Tuesday, June 27, 2017

John Brown, Rose and the Midnight Cat
by Jenny Wagner & Ron Brooks



I loved this book when I was little, but had I known what it was really about I’d have been seriously freaked out. To five-year-old me, it was a nice story about a gorgeous Old English Sheepdog, a sleek black cat, and an old lady who reminded me of my grandmother. A couple of outdoor scenes in the dark of night were a bit spooky, but everything was all right because the story had a happy ending.

Or so I thought.

Little did I know that the old widow, Rose, was tired of life. Little did I know that the Midnight Cat represents death, and that it was highly symbolic that John Brown the protective dog refused to allow the cat inside.
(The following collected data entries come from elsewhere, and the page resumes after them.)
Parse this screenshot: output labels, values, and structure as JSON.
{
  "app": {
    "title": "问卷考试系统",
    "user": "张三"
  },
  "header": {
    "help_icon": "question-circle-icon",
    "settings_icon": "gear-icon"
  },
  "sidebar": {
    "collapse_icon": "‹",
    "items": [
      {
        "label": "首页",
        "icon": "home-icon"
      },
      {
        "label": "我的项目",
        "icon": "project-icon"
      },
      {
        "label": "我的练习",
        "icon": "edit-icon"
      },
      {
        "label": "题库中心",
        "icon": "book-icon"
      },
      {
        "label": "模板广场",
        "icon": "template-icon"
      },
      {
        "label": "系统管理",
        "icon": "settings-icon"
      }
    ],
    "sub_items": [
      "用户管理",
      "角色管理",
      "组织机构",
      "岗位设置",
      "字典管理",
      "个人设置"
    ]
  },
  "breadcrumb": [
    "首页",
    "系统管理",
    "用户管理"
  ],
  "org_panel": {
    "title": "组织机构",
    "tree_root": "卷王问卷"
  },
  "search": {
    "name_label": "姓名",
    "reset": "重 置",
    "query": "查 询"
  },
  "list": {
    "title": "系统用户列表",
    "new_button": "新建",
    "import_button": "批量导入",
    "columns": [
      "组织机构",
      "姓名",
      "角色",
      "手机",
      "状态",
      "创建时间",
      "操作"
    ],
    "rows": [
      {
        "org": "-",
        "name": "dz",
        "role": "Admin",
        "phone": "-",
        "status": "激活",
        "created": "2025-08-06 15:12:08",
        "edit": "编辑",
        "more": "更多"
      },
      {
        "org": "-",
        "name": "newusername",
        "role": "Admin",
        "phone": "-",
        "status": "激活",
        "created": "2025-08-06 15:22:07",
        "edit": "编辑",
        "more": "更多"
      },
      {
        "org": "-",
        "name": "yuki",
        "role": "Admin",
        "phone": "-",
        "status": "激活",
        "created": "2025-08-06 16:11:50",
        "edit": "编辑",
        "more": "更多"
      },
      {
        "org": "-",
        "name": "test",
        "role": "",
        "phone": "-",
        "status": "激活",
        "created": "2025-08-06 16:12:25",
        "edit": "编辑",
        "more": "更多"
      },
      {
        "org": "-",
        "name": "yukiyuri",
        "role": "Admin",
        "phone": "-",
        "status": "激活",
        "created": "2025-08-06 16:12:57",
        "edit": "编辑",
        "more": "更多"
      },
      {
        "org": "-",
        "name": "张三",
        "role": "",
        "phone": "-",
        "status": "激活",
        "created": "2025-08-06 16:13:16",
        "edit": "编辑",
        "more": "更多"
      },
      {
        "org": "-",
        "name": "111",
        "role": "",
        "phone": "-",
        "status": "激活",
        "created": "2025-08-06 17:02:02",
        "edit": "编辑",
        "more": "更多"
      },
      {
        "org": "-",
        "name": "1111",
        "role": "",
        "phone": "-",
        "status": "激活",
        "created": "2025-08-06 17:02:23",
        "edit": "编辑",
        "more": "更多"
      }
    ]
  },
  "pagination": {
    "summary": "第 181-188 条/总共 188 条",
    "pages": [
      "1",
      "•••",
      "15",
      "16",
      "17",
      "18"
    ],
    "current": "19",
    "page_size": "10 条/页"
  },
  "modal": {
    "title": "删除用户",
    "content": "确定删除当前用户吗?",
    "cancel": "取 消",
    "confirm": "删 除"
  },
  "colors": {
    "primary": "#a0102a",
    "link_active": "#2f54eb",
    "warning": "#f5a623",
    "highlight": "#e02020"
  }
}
Little did I know that the final stages – when Rose is sick in bed and John Brown opens the door to the Midnight Cat, the only thing that can make Rose “better” – are very final.

But you know what? Learning about the hidden meaning has only made me love the book even more. It takes remarkable skill to create a work with such layers, as author Jenny Wagner and illustrator Ron Brooks have done here. In fact, the Midnight Cat As Death is just one of multiple possible subtexts to this book.
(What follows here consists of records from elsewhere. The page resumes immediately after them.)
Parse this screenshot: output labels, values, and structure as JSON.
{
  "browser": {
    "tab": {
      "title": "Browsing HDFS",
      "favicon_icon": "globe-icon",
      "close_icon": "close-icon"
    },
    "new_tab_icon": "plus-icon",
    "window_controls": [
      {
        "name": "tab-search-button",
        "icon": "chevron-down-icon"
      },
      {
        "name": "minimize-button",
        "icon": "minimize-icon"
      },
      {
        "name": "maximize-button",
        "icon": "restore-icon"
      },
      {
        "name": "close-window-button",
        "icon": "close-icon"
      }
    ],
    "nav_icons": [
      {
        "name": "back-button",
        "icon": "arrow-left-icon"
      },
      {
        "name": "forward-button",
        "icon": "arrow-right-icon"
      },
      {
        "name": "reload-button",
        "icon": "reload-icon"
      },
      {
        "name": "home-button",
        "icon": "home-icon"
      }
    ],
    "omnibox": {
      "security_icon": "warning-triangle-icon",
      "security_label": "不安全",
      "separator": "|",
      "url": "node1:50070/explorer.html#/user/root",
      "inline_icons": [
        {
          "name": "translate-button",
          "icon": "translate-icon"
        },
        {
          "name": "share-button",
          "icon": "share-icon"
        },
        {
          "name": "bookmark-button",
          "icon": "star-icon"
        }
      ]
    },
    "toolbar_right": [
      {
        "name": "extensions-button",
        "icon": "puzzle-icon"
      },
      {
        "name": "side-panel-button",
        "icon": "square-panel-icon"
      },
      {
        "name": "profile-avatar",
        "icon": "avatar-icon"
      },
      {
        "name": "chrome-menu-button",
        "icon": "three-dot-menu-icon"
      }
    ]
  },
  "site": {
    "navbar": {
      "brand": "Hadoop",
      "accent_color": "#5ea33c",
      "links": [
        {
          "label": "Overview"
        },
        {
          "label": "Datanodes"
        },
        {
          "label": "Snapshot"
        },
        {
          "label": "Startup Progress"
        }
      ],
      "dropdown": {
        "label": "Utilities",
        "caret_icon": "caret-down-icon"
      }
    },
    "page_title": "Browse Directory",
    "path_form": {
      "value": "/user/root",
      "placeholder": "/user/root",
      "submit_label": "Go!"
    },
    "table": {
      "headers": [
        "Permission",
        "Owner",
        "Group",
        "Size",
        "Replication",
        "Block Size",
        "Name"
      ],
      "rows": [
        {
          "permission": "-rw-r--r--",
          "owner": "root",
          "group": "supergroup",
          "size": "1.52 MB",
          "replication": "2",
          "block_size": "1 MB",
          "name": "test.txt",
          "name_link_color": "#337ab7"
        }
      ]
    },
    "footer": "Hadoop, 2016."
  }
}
Perhaps a short summary here would help. Rose is an elderly woman whose husband died long ago. For many years she has passed the time with her dog, John Brown. One night, Rose looks out the window and sees a black cat. John Brown refuses to look, but when Rose has gone to bed, he goes outside and threatens the cat to stay away.

But Rose keeps seeing the cat, and John Brown keeps ignoring it. “You don’t need a cat,” he says. “You’ve got me”. One morning, Rose remains in bed, and tells John Brown she is sick. John Brown spends the day thinking, and in the evening asks Rose if the Midnight Cat will make her better. “Oh yes!” she says. “That’s just what I want.” Reluctantly, John Brown lets the cat inside.

On the second-last page, the three are all sitting in the living room, Rose gazing lovingly at The Midnight Cat, a portrait of her late husband staring down on them from above the fireplace. “Then Rose got up and sat by the fire, for a while.” As illustrator Ron Brooks writes in his memoir Drawn from the Heart:

Note, and think about, that comma.

The comma makes you pause. It makes you wonder what happened after the “for a while”.

And the final sentence is split across the last two pages: “And the midnight cat sat on the arm of the chair ... and purred.” A close-up of the black cat ends the book.

I don’t think I’ll be able to read this to Heidi without choking up just a little, now that I know its true meaning. For me, the most poignant pages are the double-page spread on which John Brown, in close-up and filling almost the whole space, cuddles one of Rose’s slippers while thinking about her lying sick in bed. You can almost see that he is mourning, realising that it’s time to let her go.

This was not the first collaboration between Wagner and Brooks. They had earlier teamed up to produce The Bunyip of Berkeley’s Creek, which also had layers of meaning, though perhaps less subtly than John Brown. Again, Brooks’ cross-hatching and line-work brings such texture to the book. He is at his best when creating a dark night-time atmosphere, yet not so dark that we cannot see the action.

And Wagner skilfully imbues her words with many possible meanings. When we read this to Heidi, the first subtext that my wife Zoe picked up on was that John Brown might represent an eldest child, struggling with the jealousy that can arise from the impending arrival of a new baby. Whichever way an adult interprets the meaning, a child will still enjoy the surface-level story, which is charming.

Ron Brooks in his memoir mentions that the Waiting for Death reading of the story was the one Wagner mentioned most often, but he entertainingly (and a little mischievously) sums up the other possible interpretations:

The English (ever democratic) reviews of John Brown pointed out endless possibilities in the book, story and pictures. Among the more interesting was Margery Fisher’s observation that Queen Victoria also had a friend called John Brown, and that the relationship there was very similar indeed.

The Germans (who take their children’s books very seriously) suggested that John Brown was a sensitive study of the problems sometimes involved with a first child coming to terms with the impending arrival of a second, and that ‘parents in this situation may well find the book helpful’.

The Americans, on whom one can always count for – shall we say – a certain clarity of vision, seemed mostly to think John Brown was ‘a lovely book about an old woman, a dog, and a cat’.

So perhaps Zoe is German and five-year-old me was American. But five-year-old me lived on an Australian farm and recognised much that was familiar in the illustrations: Rose feeding the chooks; the windmill behind the house; the garage housing an old car that looks like it hasn’t been driven for years; Rose’s stockings down around her ankles, like my own grandmother.

It is notable that John Brown, Rose and the Midnight Cat won Australia’s Picture Book of the Year award in 1978. The judges were unanimous and described the book as having universal themes but many distinctly Australian touches, and that it “comes as close to the perfect picture book as Australia has yet produced”.

Of course, classics such as Possum Magic and Animalia were yet to be published, but in my opinion John Brown, Rose and the Midnight Cat holds its own against anything that has come since.